58 Probably Archie Savage (1914–2003), an African American dancer who had appeared with Ethel Waters in the touring production of the musical Cabin in the Sky. In 1944, he was convicted of stealing from Ethel Waters.

59 Lil Green (1919–1954) was an African American blues singer and songwriter.

60 Blanche Knopf had selected E. McKnight Kauffer (1890–1954) to illustrate Shakespeare in Harlem. Her choice distressed Hughes because the black people in Kauffer’s ten sample sketches all had unstraightened or “nappy” hair, which was then unfashionable in the community.

61 Madame C. J. Walker developed a line of hair-care products aimed mainly at black women. Murray’s Pomade was popular among black men.

62 Rudolph Valentino (1895–1926) and Lana Turner (1921–1995) were Hollywood stars.

63 Henrietta Bruce Sharon illustrated Arna Bontemps’s anthology Golden Slippers (1941). She was indeed white, as Hughes surmises in his letter.

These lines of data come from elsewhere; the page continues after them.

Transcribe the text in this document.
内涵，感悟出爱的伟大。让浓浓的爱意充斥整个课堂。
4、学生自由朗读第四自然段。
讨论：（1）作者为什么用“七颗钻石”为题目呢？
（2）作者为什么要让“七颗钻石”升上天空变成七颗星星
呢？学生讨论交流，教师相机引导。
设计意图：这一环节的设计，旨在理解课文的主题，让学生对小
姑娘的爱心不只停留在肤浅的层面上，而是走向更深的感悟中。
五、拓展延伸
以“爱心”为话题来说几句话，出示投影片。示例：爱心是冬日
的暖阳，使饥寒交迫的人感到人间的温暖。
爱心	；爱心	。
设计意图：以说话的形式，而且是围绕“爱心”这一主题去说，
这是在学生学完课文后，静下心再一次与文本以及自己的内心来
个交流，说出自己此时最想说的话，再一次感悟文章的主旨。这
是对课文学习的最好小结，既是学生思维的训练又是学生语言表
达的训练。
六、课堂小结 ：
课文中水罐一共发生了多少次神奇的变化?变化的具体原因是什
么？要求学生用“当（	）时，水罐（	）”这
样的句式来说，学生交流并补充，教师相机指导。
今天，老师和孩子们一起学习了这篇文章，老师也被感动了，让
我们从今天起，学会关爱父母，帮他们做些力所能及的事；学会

64 Duke Ellington’s show Jump for Joy grew from the “Negro Revue” Hughes had worked on for the Hollywood Theatre Alliance. Opening on July 10, 1941, in Los Angeles at the Mayan Theater, Jump for Joy ran for 122 performances. The hit song “I Got It Bad (and That Ain’t Good),” with music by Ellington and lyrics by Paul Webster (1907–1984), originated in this revue.

65 On August 10, 1920, Mamie Smith (1883–1946) became the first black vocalist to record a blues song. Her recording, “Crazy Blues,” is said to have sold 75,000 copies within a month.

66 Fleeing the Nazis, the German opera singer Lotte Lehmann (1888–1976) immigrated to the United States in 1938. She sang at the San Francisco Opera and at the Metropolitan Opera until 1945. Her last public recital was in 1951.

67 Hughes refers to letters between the African American artist Mary Bell (1873–1941) and Carl Van Vechten. The letters are in the James Weldon Johnson Memorial Collection in the Beinecke Library at Yale University.

68 The great blues shouter Big Joe Turner (1911–1985) went to Hollywood in 1941 as a performer in Duke Ellington’s Jump for Joy revue.

69 Katherine Dunham (1909–2006), a noted dancer and choreographer, blended traditional ballet and modern dance techniques with African and Caribbean styles. Dunham founded the Negro Dance Group in Chicago in 1937, then moved her company to New York City in 1939. Hughes’s first draft of the libretto for “St. Louis Blues” is dated September 10, 1941. He outlined four potential ballet scenarios for Dunham.